Dann aber hatte es einen neuen, verheerenden Anschlag nahe Kabul gegeben, bei dem siebzehn amerikanische Zivilisten ihr Leben verloren. Unter ihnen die Nichte eines Regierungsmitgliedes, die als UNICEF-Botschafterin in Afghanistan tätig gewesen war. Die Öffentlichkeit hatte Konsequenzen gefordert. Und so hatte man kurzerhand auf den armen Osama zurückgegriffen und ihn in einer angeblich lange vorbereiteten und natürlich perfekt durchgeführten Aktion liquidiert. Offiziell hatte man hinterher behauptet, man habe den Terroristenführer eigentlich gefangen nehmen wollen und ihn nur aufgrund von Gegenwehr erschossen. In Wahrheit aber war es ein speziell für Tötungsmissionen ausgebildetes Seals-Kommando mit dem Codenamen ´G-Shock´ gewesen, das Bin Laden in seinem Wohnsitz in Abbottabad hingerichtet hatte. Den Plan, den Al-Quaida-Führer gefangen zu nehmen, hatte es nie gegeben. „Geronimo EKIA“, hatte es am Ende geheißen, „Geronimo, Enemy killed in Action“.
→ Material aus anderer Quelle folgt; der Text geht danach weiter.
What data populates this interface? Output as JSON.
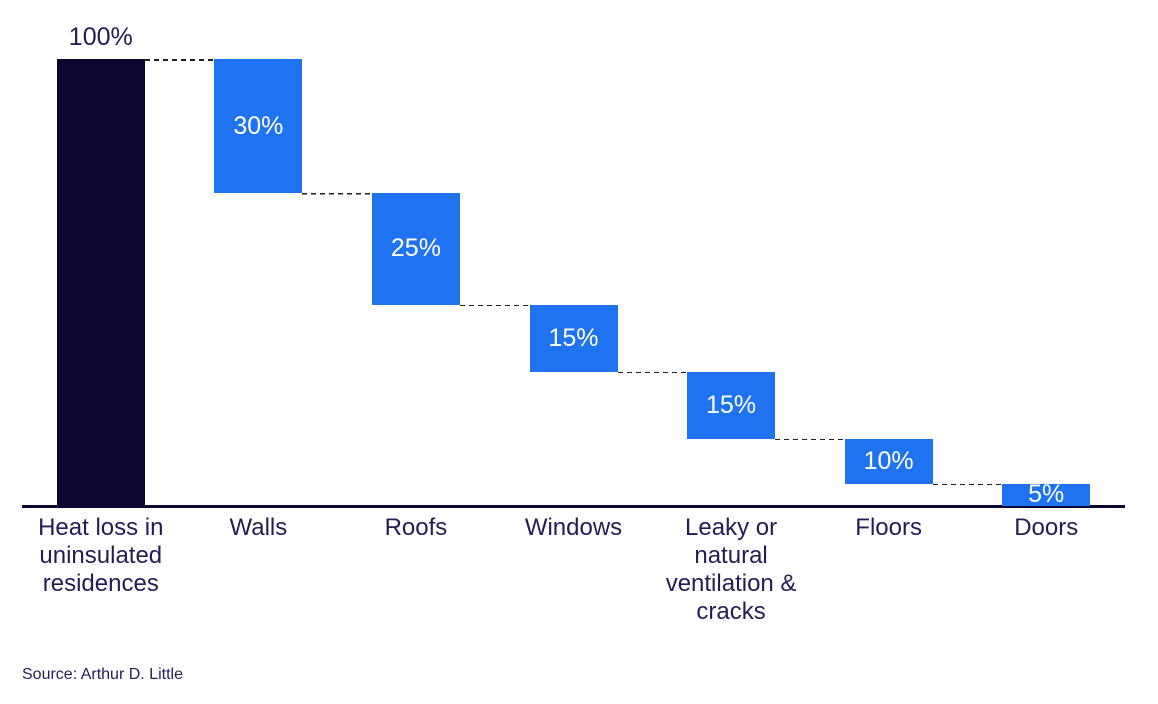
{
  "chart_data": {
    "type": "bar",
    "subtype": "waterfall",
    "title": "",
    "xlabel": "",
    "ylabel": "",
    "ylim": [
      0,
      100
    ],
    "grid": false,
    "legend": false,
    "categories": [
      "Heat loss in uninsulated residences",
      "Walls",
      "Roofs",
      "Windows",
      "Leaky or natural ventilation & cracks",
      "Floors",
      "Doors"
    ],
    "values": [
      100,
      30,
      25,
      15,
      15,
      10,
      5
    ],
    "value_labels": [
      "100%",
      "30%",
      "25%",
      "15%",
      "15%",
      "10%",
      "5%"
    ],
    "bar_kinds": [
      "total",
      "decrease",
      "decrease",
      "decrease",
      "decrease",
      "decrease",
      "decrease"
    ],
    "cumulative_tops": [
      100,
      100,
      70,
      45,
      30,
      15,
      5
    ],
    "cumulative_bottoms": [
      0,
      70,
      45,
      30,
      15,
      5,
      0
    ],
    "source": "Source: Arthur D. Little",
    "colors": {
      "total_bar": "#0d0630",
      "decrease_bar": "#1f73f0",
      "value_text_inside": "#ffffff",
      "value_text_outside": "#211e54",
      "category_text": "#211e54",
      "axis_line": "#0d0630",
      "connector_line": "#1f1f1f",
      "background": "#ffffff"
    }
  }
}
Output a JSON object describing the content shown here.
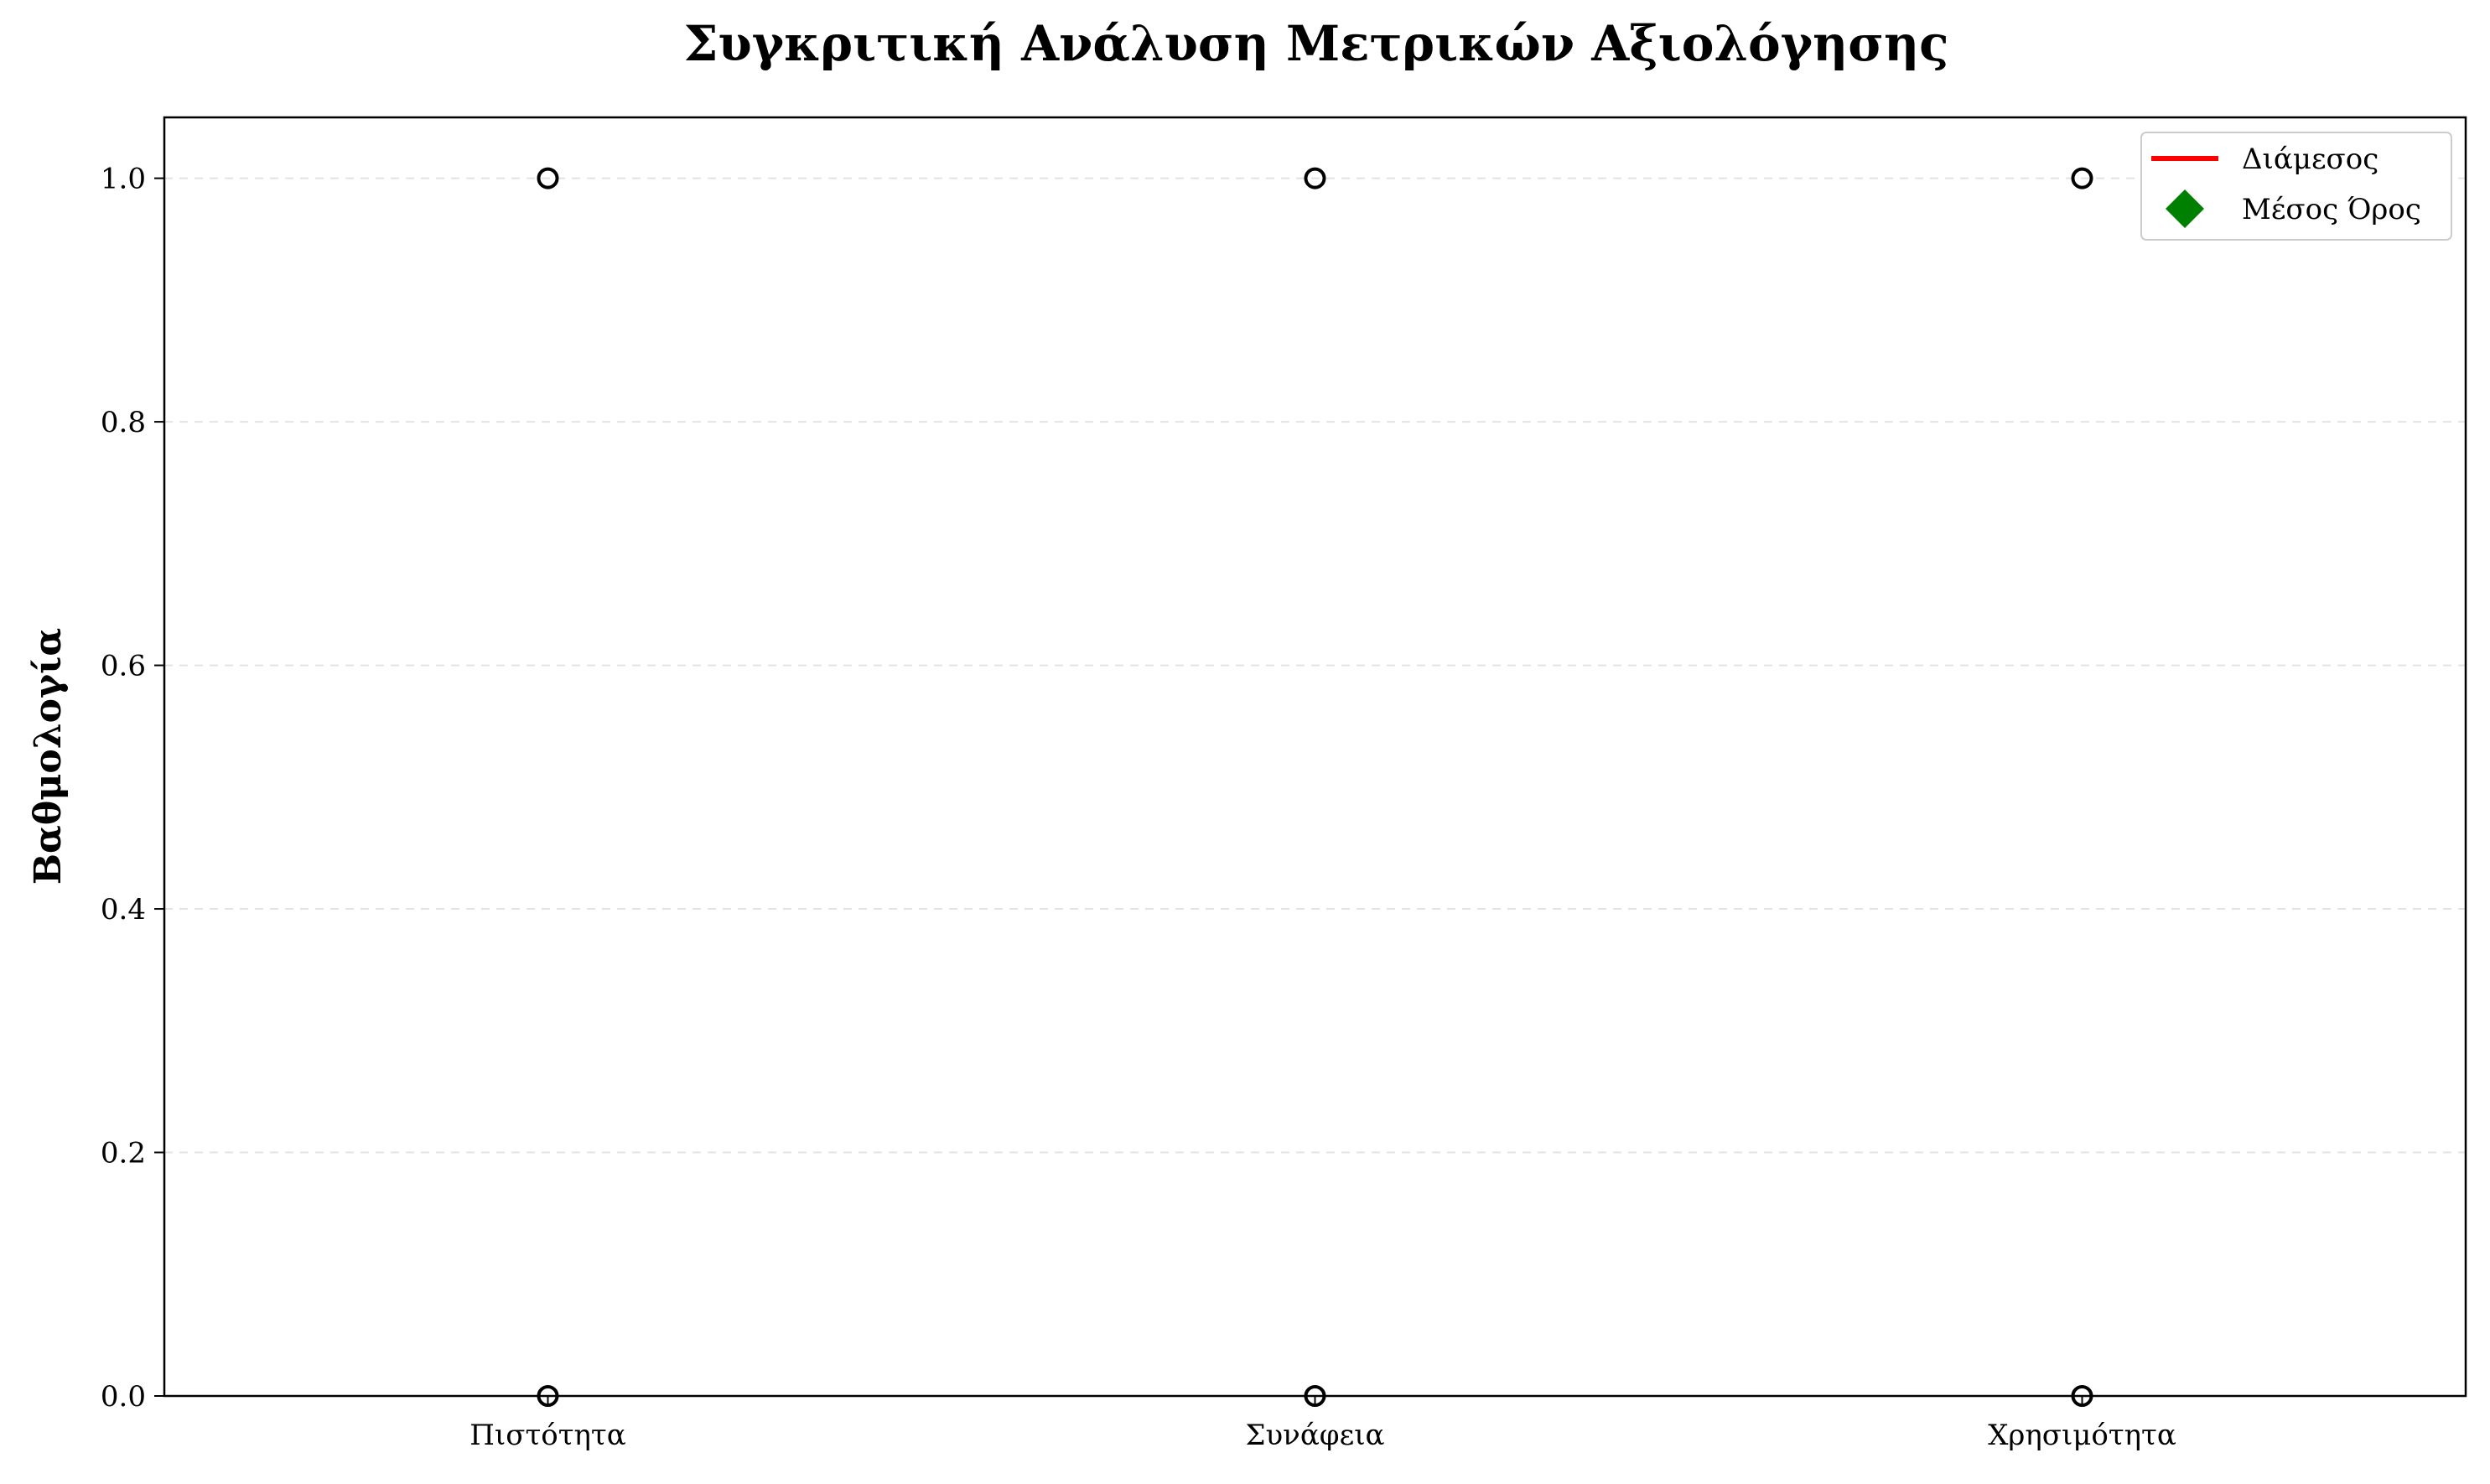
{
  "chart_data": {
    "type": "box",
    "title": "Συγκριτική Ανάλυση Μετρικών Αξιολόγησης",
    "xlabel": "",
    "ylabel": "Βαθμολογία",
    "categories": [
      "Πιστότητα",
      "Συνάφεια",
      "Χρησιμότητα"
    ],
    "ylim": [
      0.0,
      1.05
    ],
    "yticks": [
      0.0,
      0.2,
      0.4,
      0.6,
      0.8,
      1.0
    ],
    "ytick_labels": [
      "0.0",
      "0.2",
      "0.4",
      "0.6",
      "0.8",
      "1.0"
    ],
    "grid": "y-dashed",
    "points": [
      {
        "category": "Πιστότητα",
        "values": [
          1.0,
          0.0
        ]
      },
      {
        "category": "Συνάφεια",
        "values": [
          1.0,
          0.0
        ]
      },
      {
        "category": "Χρησιμότητα",
        "values": [
          1.0,
          0.0
        ]
      }
    ],
    "legend": {
      "placement": "top-right",
      "entries": [
        {
          "label": "Διάμεσος",
          "marker": "line",
          "color": "#ff0000"
        },
        {
          "label": "Μέσος Όρος",
          "marker": "diamond",
          "color": "#008000"
        }
      ]
    }
  }
}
Eine Welle der Erleichterung war nach Bin Laden´s Tod um die Welt gerast. Die Nachrichten hatten sich in ihrem Lob auf die CIA und die amerikanischen Streitkräfte nahezu überschlagen, und die jahrelangen vergeblichen Versuche und leeren Versprechungen, die die Amerikaner und ihre Verbündeten der Öffentlichkeit hatten weiß machen wollen, waren mit einem Schlag vergessen gewesen. Nur wenige wussten, dass der Tod des Terroristenführers in Wirklichkeit nur Kalkül gewesen war. Und die meisten, die es wussten, schwiegen selbstverständlich. Darunter die Regierungen der USA, Russlands, Chinas, Frankreichs, Deutschlands und Englands.

Und SHADOW ? Die Augen und Ohren der Organisation waren überall, und natürlich waren ihr der Fall ´Bin Laden´ und die Hintergründe seines Todes bestens bekannt gewesen. Die Liquidierung ´Geronimos´ hatte genau die Folgen gehabt, die man zuvor durch seine Duldung in Pakistan hatte vermeiden können, nämlich das Ausufern der Gewalt. Die Zahl der Selbstmordattentate war seitdem stark angestiegen, vor allem in Pakistan und Afghanistan. Von einem Ende der Al-Quaida konnte nicht die Rede sein, im Gegenteil. Und so durchkämmten fast tagtäglich irgendwelche Spezialeinheiten der USA und der allierten Streitkräfte alle möglichen Schlupflöcher der Welt auf der Suche nach Terroristen und Extremisten. Alle waren sich inzwischen darüber im Klaren, dass ganz andere Leute als bloß ein Osama bin Laden sterben mussten, um etwas wirklich Effektives gegen den Terror der Welt zu unternehmen. Und heute war ein guter Tag dafür.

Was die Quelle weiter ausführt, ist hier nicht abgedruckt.